La donnée est chiffrée sur disque par ZFS lors de l'écriture. L'accès aux données n'est possible qu'à partir de l'appliance. Une fois les données externalisées, elles deviennent totalement inexploitables. Par commodité, certains de nos clients nous laissent un accès distant (sécurisé) à l'appliance aux fins de maintenance. Mais il est possible aussi de choisir un contrôle d'accès plus strict par lequel l'accès permanent est interdit à Inspeere, c'est le client qui l'active et le désactive au cas par cas.
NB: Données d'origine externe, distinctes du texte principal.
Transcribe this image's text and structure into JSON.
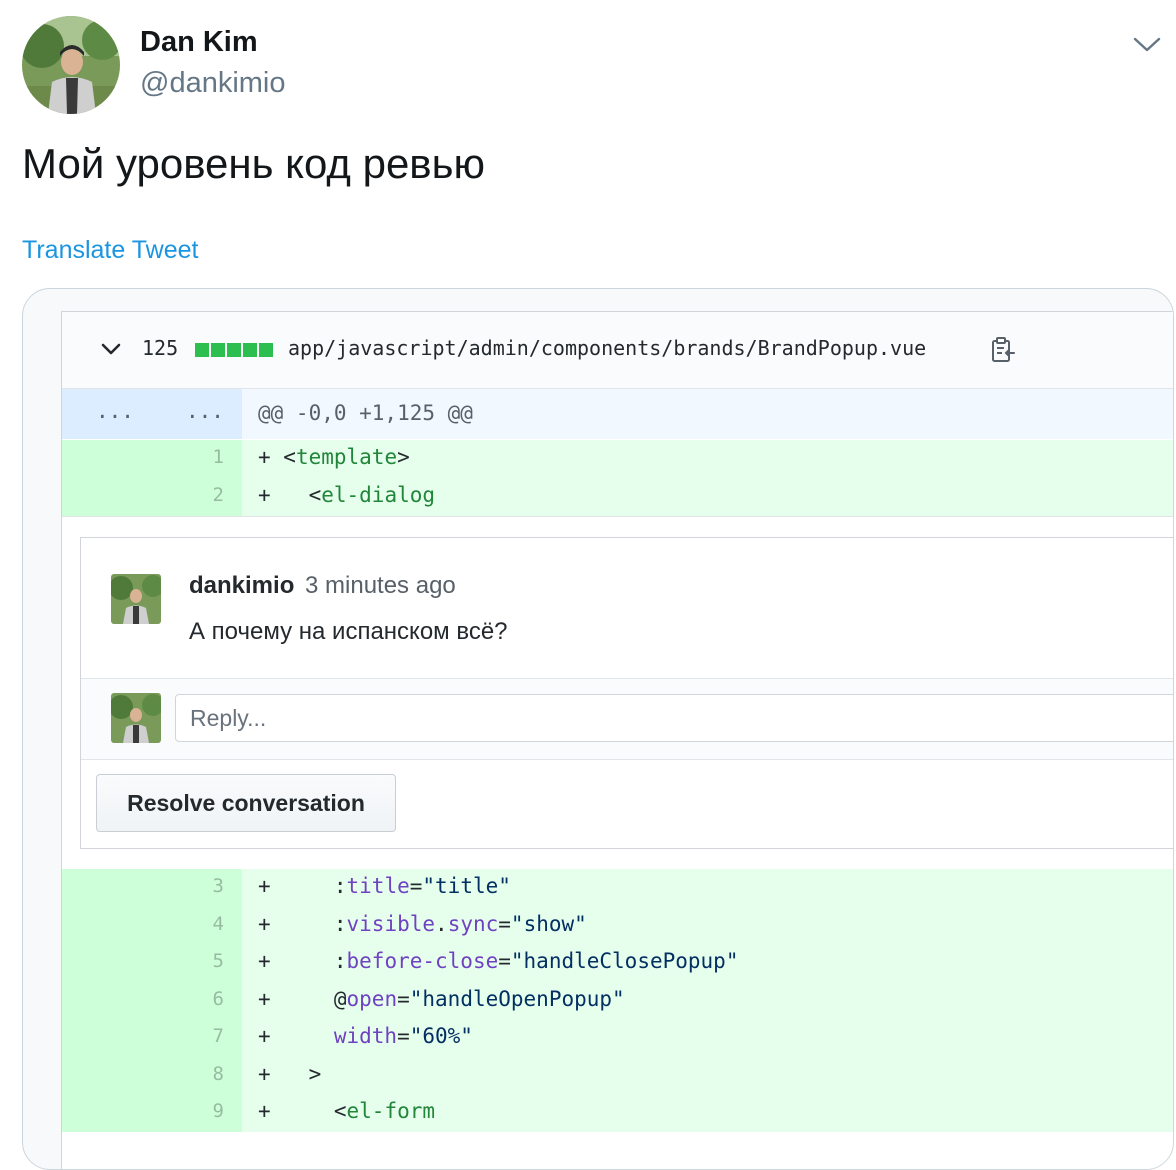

Comment Inspeere utilise cet accès lorsqu'il est autorisé: En interne Inspeere applique une politique Zero Trust qui permet de n'autoriser que certaines opérations de maintenance à certains administrateurs. Seul notre directeur technique détient virtuellement tous les droits d'administration sur une appliance Datis, et en particulier celui de déléguer des permissions.
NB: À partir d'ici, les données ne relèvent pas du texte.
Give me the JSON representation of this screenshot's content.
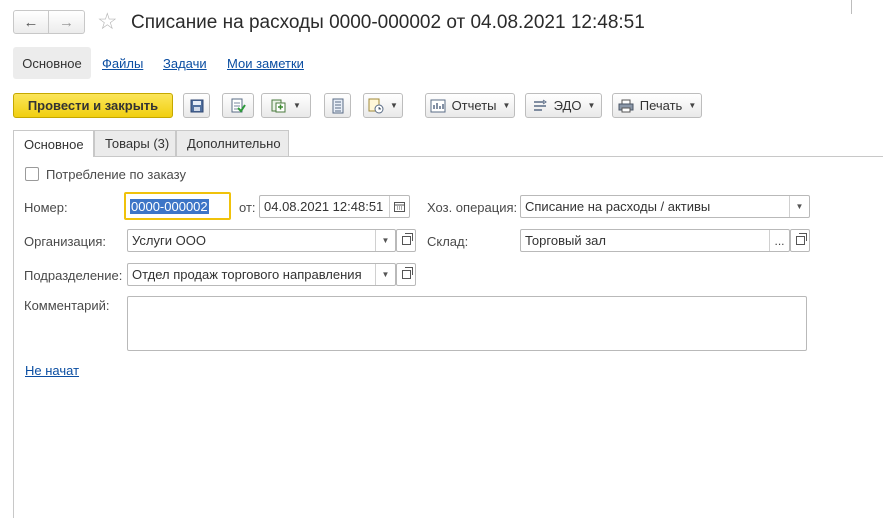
{
  "header": {
    "title": "Списание на расходы 0000-000002 от 04.08.2021 12:48:51",
    "back_icon": "←",
    "forward_icon": "→",
    "star_icon": "☆"
  },
  "sections": {
    "active": "Основное",
    "links": [
      "Файлы",
      "Задачи",
      "Мои заметки"
    ]
  },
  "toolbar": {
    "post_and_close": "Провести и закрыть",
    "reports": "Отчеты",
    "edo": "ЭДО",
    "print": "Печать"
  },
  "tabs": [
    "Основное",
    "Товары (3)",
    "Дополнительно"
  ],
  "form": {
    "consumption_by_order": "Потребление по заказу",
    "number_label": "Номер:",
    "number_value": "0000-000002",
    "date_label": "от:",
    "date_value": "04.08.2021 12:48:51",
    "operation_label": "Хоз. операция:",
    "operation_value": "Списание на расходы / активы",
    "organization_label": "Организация:",
    "organization_value": "Услуги ООО",
    "warehouse_label": "Склад:",
    "warehouse_value": "Торговый зал",
    "department_label": "Подразделение:",
    "department_value": "Отдел продаж торгового направления",
    "comment_label": "Комментарий:",
    "comment_value": "",
    "status_link": "Не начат"
  },
  "colors": {
    "primary_button": "#f1cf10",
    "link": "#0b4ea2",
    "focus_border": "#f0c20b",
    "selection": "#3d75c7"
  }
}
Et aussi quels sont les mécanismes, protocoles et applicatifs, ( auditable?), accès physique, qui permettent d'assurer que des personnes malintentionnées accèdent aux données des clients ? Par exemple Borg-backup permet de répondre a pas mal de ces questions.
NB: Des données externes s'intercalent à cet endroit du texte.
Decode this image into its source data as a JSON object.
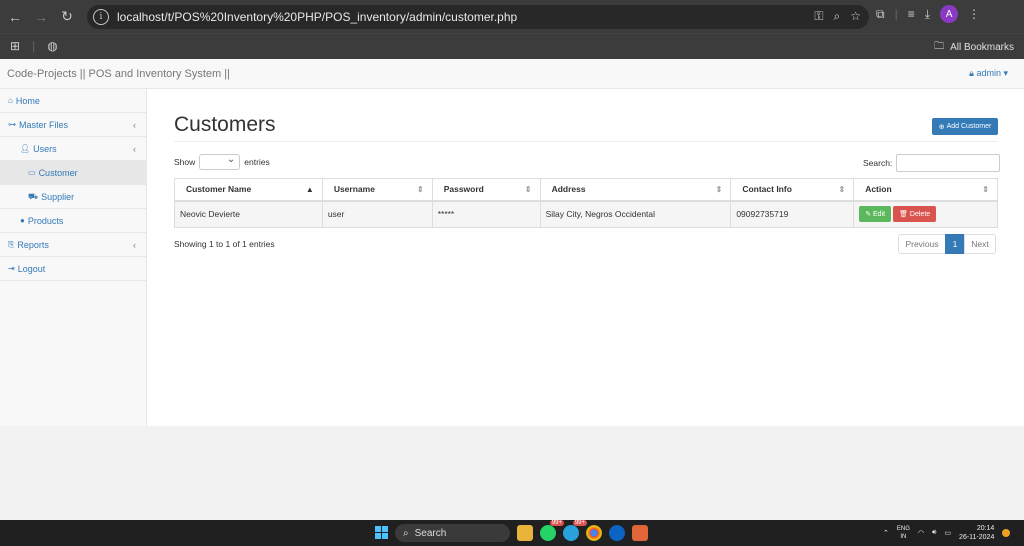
{
  "browser": {
    "url": "localhost/t/POS%20Inventory%20PHP/POS_inventory/admin/customer.php",
    "profile_initial": "A",
    "bookmarks_label": "All Bookmarks"
  },
  "app": {
    "brand": "Code-Projects || POS and Inventory System ||",
    "user_menu": "admin"
  },
  "sidebar": {
    "items": [
      {
        "label": "Home",
        "icon": "home-icon"
      },
      {
        "label": "Master Files",
        "icon": "sitemap-icon"
      },
      {
        "label": "Users",
        "icon": "user-icon"
      },
      {
        "label": "Customer",
        "icon": "card-icon"
      },
      {
        "label": "Supplier",
        "icon": "truck-icon"
      },
      {
        "label": "Products",
        "icon": "product-icon"
      },
      {
        "label": "Reports",
        "icon": "reports-icon"
      },
      {
        "label": "Logout",
        "icon": "logout-icon"
      }
    ]
  },
  "main": {
    "title": "Customers",
    "add_button": "Add Customer",
    "show_label": "Show",
    "entries_label": "entries",
    "search_label": "Search:",
    "columns": [
      "Customer Name",
      "Username",
      "Password",
      "Address",
      "Contact Info",
      "Action"
    ],
    "rows": [
      {
        "name": "Neovic Devierte",
        "username": "user",
        "password": "*****",
        "address": "Silay City, Negros Occidental",
        "contact": "09092735719"
      }
    ],
    "edit_label": "Edit",
    "delete_label": "Delete",
    "info": "Showing 1 to 1 of 1 entries",
    "pager": {
      "prev": "Previous",
      "page": "1",
      "next": "Next"
    }
  },
  "taskbar": {
    "search": "Search",
    "badge_1": "99+",
    "badge_2": "99+",
    "lang_1": "ENG",
    "lang_2": "IN",
    "time": "20:14",
    "date": "26-11-2024"
  },
  "colors": {
    "primary": "#337ab7",
    "success": "#5cb85c",
    "danger": "#d9534f"
  }
}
L'appliance Datis est conçue sur la base d'un hyperviseur Proxmox, qui permet de séparer et confiner les sous-système par virtualisation et conteneurisation. Cette virtualisation permet aussi de forcer la réduction de privilèges, et au final de limiter à la fois les risques de propagatrion latéraux et verticaux en cas de compromission d'un sous-système (ce qui n'est jamais arrivé jusqu'à présent). En frontal, Datis embarque un firewall iptable très robuste (Shorewall). Pour des raisons de performances, Datis n'embarque aucun IPS/IDS, car nous considérons que cette protection requiert un équipement à part entière, et dimensionné pour ce besoin. Datis n'embarque pas non plus d'anti-virus, car nous ne souhaitons pas "toucher" aux données du client, auxquelles nous pouvons même ne pas avoir accès dans certains cas (par exemple Datis utilisée comme repository VEEAM ou PBS). En revanche, le firewall embarque des règles de détection d'attaque brute-force et mise en liste noire dynamique des IPs "toxiques" (fail2ban). Enfin, les accès se font exclusivement par connexion ssh authentifiées par bi-clef, et utilisant les algorithmes de chiffrement préconisé par l'ANSSI. Toute tentative de connexion ssh à l'aide d'un login/passwd est considérée comme hostile et aboutit à la mise en liste noire immédiate de l'IP à l'origine de le tentative (30 jours). En matière d'audit, l'interface d'administration de l'appliance permet d'accéder à un menu version, qui permet de lister les versions des différents sous-systèmes: noyau linux, base postgres, server SMB. Cette liste permet de vérifier l'éventuelle vulnérabilité des composants lors de la publication d'alertes. Enfin, l'appliance fonctionne en mode intégration continue: les mises à jour de sécurité critiques se font automatiquement à partir de la distribution linux (debian/proxmox), et la base de code Inspeere se met à jour quotidiennement. Une liste d'IP peut être communiquée au client pour mettre en place une politique de filtrage stricte, tant dans le sens de connexions entrantes que sortantes. Un dashboard de supervision (Grafana) permet de suivre les pricnipales métriques, et par exemple détecter une augmentation importante de la volumétrie de sauvegarde, qui pourrait être le signe d'une attaque par chiffrement. Notons que le principe de stockage ZFS rend impossible le chiffrement de données qui ont été capturées par un instantanné de sauvegarde (snapshot immuable).